Edward Thompson’s magnificent account of Morris’s life and work declares: ‘Morris was a Marxist and a Utopian, but we must not allow either a hyphen or a sense of contradiction to enter between the two terms.’
Morris’s ideal world, then, is without poverty or much machinery. It has a preindustrial, medieval flavour, the people are happy and enthusiastic, retain their youth and health longer, and dress simply but colourfully. They work because they wish to work, and high quality craftsmanship is prized. The narrative breathes with the passionate convictions of its author, draws the reader deep inside and encourages thinking not only about the world Morris lived in and wished for as a replacement, but about the world we have and the different world we might wish for.
Marx had been dead for seven years when this utopian romance first saw the light of day. Certainly it should not be held out to inspection today as a realistic or complete image of what a communist society, if achieved, might look like, given the easy dismissal, for the most part, of the advantages of technological development. The libertarian world conjured up by Morris was also rather parochial, not reaching much further in practice than London and westwards into Oxfordshire.

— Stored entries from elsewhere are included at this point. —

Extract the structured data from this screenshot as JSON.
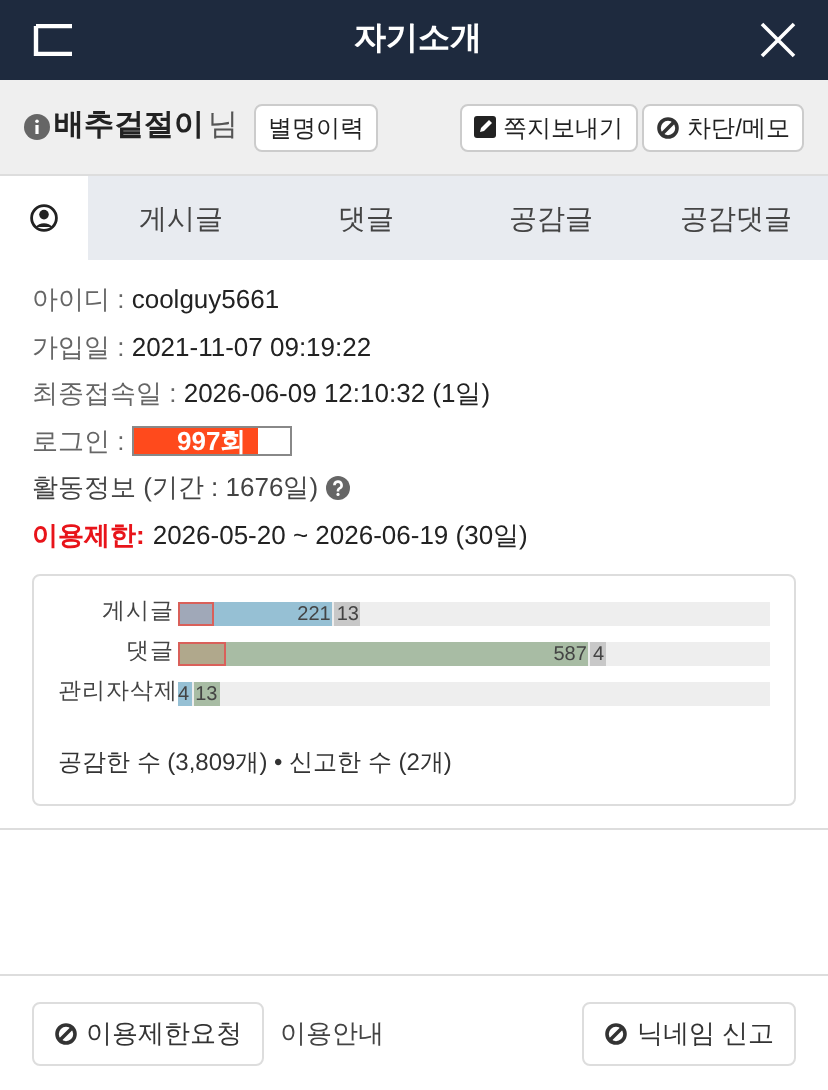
{
  "header": {
    "title": "자기소개"
  },
  "user": {
    "nickname": "배추겉절이",
    "suffix": "님",
    "buttons": [
      {
        "kind": "history",
        "label": "별명이력"
      },
      {
        "kind": "message",
        "label": "쪽지보내기"
      },
      {
        "kind": "block",
        "label": "차단/메모"
      }
    ]
  },
  "tabs": [
    {
      "kind": "icon",
      "selected": true
    },
    {
      "label": "게시글",
      "selected": false
    },
    {
      "label": "댓글",
      "selected": false
    },
    {
      "label": "공감글",
      "selected": false
    },
    {
      "label": "공감댓글",
      "selected": false
    }
  ],
  "info": [
    {
      "kind": "text",
      "label": "아이디 : ",
      "value": "coolguy5661"
    },
    {
      "kind": "text",
      "label": "가입일 : ",
      "value": "2021-11-07 09:19:22"
    },
    {
      "kind": "text",
      "label": "최종접속일 : ",
      "value": "2026-06-09 12:10:32 (1일)"
    },
    {
      "kind": "meter",
      "label": "로그인 : ",
      "value": "997회",
      "level": 0.8
    },
    {
      "kind": "help",
      "label": "활동정보 (기간 : 1676일)"
    },
    {
      "kind": "alert",
      "label": "이용제한:",
      "value": "2026-05-20 ~ 2026-06-19 (30일)"
    }
  ],
  "stats": {
    "rows": [
      {
        "label": "게시글",
        "bar": {
          "color": "#96c0d4",
          "label": "221",
          "flag": {
            "color": "#a0a8b8",
            "level": 0.23
          }
        },
        "tails": [
          {
            "color": "#c8c8c8",
            "label": "13"
          }
        ]
      },
      {
        "label": "댓글",
        "bar": {
          "color": "#a8bca4",
          "label": "587",
          "flag": {
            "color": "#b0a88c",
            "level": 0.115
          }
        },
        "tails": [
          {
            "color": "#c8c8c8",
            "label": "4"
          }
        ]
      },
      {
        "label": "관리자삭제",
        "bar": {
          "color": "#96c0d4",
          "label": "4"
        },
        "tails": [
          {
            "color": "#a8bca4",
            "label": "13"
          }
        ]
      }
    ],
    "summary": "공감한 수 (3,809개) • 신고한 수 (2개)"
  },
  "footer": {
    "left_button": "이용제한요청",
    "link": "이용안내",
    "right_button": "닉네임 신고"
  }
}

A profound humanism prevails, but everyone featured seems to be white and heterosexual, and what was happening on the rest of the planet while advances took place in England is left hazy, as is how decisions are made in this ‘parliament of the whole people’. Spontaneously produced, highly idiosyncratic, it remains a remarkable sketch by a man deeply committed to a socialist future who was both of, and ahead of, his time.
In a postscript to the 1977 edition of his life of Morris, Edward Thompson accepted that it was not Morris’s intention to offer a systematic description of the future society. He went on:
‘Exactly for this reason he drew upon his Romantic inheritance of dream and of fantasy, accentuated further by the distancing of an archaic vocabulary…And what distinguishes this enterprise is, exactly, its open, speculative, quality, and its detachment of the imagination from the demands of conceptual precision…’

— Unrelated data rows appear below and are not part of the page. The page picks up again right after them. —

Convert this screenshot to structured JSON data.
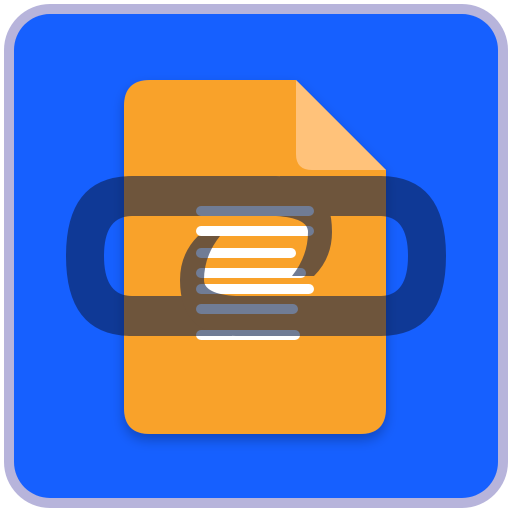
{
  "icon": {
    "semantic": "linked-document-app-icon",
    "colors": {
      "frame": "#B7B4DB",
      "tile": "#1660FF",
      "document": "#F9A22C",
      "document_fold": "#FFC27A",
      "text_lines": "#FFFFFF",
      "chain_link": "#0B1E4A"
    }
  }
}
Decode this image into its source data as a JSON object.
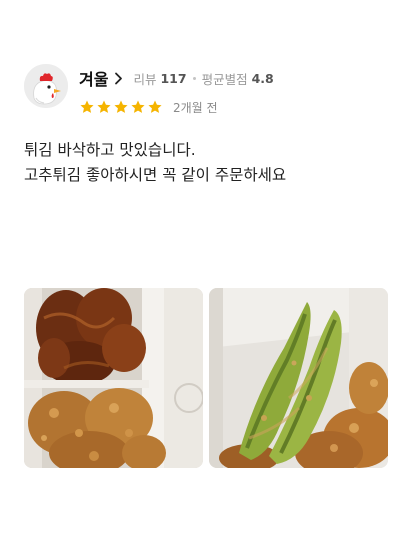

What is important, he elaborates further
‘is the challenge to the imagination to become immersed in the same open exploration. And in such an adventure two things happen: our habitual values (the ‘common sense’ of bourgeois society) are thrown into disarray. And we enter into Utopia’s proper and newfound space: the education of desire…to open a way to aspiration…Morris’s Utopianism, when it succeeds, liberates desire to an uninterrupted interrogation of our values and also to its own self-interrogation.’
If reading a dystopian novel about the future can today feed pessimism about what may lie ahead for us, reading News from Nowhere, signifying that in the future a better life is possible, can build optimism, and, with optimism, more determination to achieve it. Thanks and respect in profusion are due to William Morris, as they are to his mentor, Karl Marx, born two hundred years ago on May 5, 1818.